SunSolve Internal

Infodoc ID   Synopsis   Date
14133   kernel tips: Is system crash due to hardware or software?   8 Jan 1997

Description Top

Your system crashed.  Is it hardware or software?  Logistics and logfiles
provide the clues.

The circumstances during which (or after which) the system started to crash is
important in determining whether the problem is hardware related.  Hardware
problems tend to be more random, change in frequency, and can start out of 
nowhere.  Software problems tend to be more predictable and methodical.

Errors logged in the /var/adm/messages file, dmesg output, and perhaps other
logfiles as well, help pinpoint what was going on to cause the crash.  Suspect
hardware if hardware errors are seen in the logfiles.

A.	Logistics of hardware failures:

1.	When the system started crashing.

Hardware problems often occur after some trauma to the hardware.  This
includes power failures, hardware modifications, hardware additions, and
improper handling.  A problem that surfaces after no hardware or software
changes is also a good bet to be hardware-related.

a.	It started crashing after power failures.

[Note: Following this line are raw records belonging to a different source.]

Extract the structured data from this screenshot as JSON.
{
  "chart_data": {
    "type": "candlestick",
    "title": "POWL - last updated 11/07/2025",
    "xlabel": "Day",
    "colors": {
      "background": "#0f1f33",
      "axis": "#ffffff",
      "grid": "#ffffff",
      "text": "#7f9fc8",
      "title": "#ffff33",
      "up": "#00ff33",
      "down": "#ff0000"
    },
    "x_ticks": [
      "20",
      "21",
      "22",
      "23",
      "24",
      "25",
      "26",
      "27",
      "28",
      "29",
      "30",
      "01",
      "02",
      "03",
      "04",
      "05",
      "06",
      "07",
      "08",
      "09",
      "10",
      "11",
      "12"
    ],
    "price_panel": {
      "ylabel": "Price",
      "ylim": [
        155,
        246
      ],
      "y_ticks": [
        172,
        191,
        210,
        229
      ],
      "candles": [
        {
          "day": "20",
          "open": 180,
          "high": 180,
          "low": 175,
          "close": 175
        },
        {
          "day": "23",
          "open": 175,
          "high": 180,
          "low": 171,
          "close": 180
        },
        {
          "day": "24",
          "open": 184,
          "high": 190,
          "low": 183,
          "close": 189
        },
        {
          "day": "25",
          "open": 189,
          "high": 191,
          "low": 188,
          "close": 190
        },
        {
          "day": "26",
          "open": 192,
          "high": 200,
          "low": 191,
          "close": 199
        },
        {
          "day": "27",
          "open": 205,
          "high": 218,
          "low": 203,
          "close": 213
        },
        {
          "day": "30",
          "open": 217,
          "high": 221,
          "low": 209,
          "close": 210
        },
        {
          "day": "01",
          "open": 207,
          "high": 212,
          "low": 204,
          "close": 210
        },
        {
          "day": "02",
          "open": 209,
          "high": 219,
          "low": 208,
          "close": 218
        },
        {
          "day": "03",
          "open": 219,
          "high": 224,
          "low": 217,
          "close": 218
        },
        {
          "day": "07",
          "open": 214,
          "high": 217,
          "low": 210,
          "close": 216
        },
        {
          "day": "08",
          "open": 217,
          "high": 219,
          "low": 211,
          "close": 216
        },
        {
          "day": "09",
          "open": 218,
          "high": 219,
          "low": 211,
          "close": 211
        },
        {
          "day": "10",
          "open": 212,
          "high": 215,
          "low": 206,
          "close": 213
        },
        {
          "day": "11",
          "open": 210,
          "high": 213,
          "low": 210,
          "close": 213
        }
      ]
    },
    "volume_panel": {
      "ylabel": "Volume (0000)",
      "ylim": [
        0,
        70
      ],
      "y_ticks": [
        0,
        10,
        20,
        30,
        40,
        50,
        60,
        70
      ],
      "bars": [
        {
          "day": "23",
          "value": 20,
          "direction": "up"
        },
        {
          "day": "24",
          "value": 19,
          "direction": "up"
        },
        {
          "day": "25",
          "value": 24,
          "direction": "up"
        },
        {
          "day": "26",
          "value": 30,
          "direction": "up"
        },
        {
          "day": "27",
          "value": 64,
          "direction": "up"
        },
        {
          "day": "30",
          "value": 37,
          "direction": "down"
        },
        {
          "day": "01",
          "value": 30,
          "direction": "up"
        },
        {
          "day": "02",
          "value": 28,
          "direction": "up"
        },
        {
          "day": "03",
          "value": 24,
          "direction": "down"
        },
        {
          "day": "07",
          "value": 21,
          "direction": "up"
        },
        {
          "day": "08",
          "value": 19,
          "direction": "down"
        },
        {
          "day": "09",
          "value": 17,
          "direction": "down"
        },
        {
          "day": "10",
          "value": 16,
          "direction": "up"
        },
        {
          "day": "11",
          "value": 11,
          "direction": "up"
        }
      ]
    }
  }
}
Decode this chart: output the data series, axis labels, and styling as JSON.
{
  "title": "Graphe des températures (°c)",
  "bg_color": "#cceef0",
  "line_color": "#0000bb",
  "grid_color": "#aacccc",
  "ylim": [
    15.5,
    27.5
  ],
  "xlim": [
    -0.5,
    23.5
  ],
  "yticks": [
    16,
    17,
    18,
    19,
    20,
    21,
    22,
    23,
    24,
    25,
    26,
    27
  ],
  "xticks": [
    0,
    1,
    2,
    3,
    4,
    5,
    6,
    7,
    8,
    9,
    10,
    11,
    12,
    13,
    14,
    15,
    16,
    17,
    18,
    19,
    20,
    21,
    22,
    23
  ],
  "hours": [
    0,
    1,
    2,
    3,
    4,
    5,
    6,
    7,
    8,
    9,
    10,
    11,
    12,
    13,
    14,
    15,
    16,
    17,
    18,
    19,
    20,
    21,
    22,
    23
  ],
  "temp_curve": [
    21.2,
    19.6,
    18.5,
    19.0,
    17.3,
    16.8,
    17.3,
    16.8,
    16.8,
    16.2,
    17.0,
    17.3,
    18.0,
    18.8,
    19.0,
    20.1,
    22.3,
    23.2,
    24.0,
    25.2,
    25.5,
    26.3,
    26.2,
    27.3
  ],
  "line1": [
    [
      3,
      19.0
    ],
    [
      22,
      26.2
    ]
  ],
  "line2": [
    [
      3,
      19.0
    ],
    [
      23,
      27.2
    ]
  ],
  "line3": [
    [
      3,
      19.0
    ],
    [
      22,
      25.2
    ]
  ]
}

Power failures and the related power surges that happen when power is
restored can zap hardware.  While it is not likely that new hardware will see
trouble after a power blackout, each time a system is turned on or off wears
it out a little bit.

The stresses on hardware of it cooling down if it is left powered off for a
while, and the stress of it heating up when powered on again, also contribute
to it wearing out.  It is better to leave a system on all of the time than to
turn it on and off.

Older systems are more susceptible to this type of condition being a problem.
This is because older systems have been in use longer, are more worn out, and
are thus weaker.  What a new system might endure easily could be the last
straw for a weaker older system.

b.	The system started crashing after hardware modifications.

System trouble after modifying hardware is most likely a hardware problem
because it is the hardware that has been changed.  The issue could be
something as simple as an improperly seated board, so try reseating the boards
and cables before doing anything else.  Incompatible hardware could have been
added to the system, rendering the whole system unusable.  Remove all newly
added hardware from the system and restore the old hardware, if possible, to 
see if the problem goes away.

An improperly grounded technician touching the hardware while modifying it
can zap it with static and break it.  This sort of problem might not be as
obvious, though, because the hardware might still function for a while, 
or might die right away, depending on the extent of the damage.

c.	The system started crashing after being dropped.

Suffice it to say that no computer hardware is indestructible.

d.	The system started crashing out of the blue, after not having been
modified at all.  It had been running for a long time before this crash, and
now it crashes frequently.

"Software rot" is not likely on a Unix system.  Chances are good that if a
system starts crashing out of the blue, the problem is that a piece of
hardware wore out.

2.	How the system crashes.

The frequency, consistency and timing of crashes is a telltale sign of whether
the problem is hardware or software related.  Randomness, increasing
frequency, correlation to temperature, or other conditions is a sign of
hardware problems.

a.	The system crashes in random ways.

Sometimes it hangs, sometimes it panics, sometimes the screen goes black;
it's different every time.  When it panics, it panics in different places
with different tracebacks.  (The nature of the panic will probably be a
data fault or some other exception condition, most likely induced by a stuck
bit in the cpu, a bad spot in memory, or other hardware problem.)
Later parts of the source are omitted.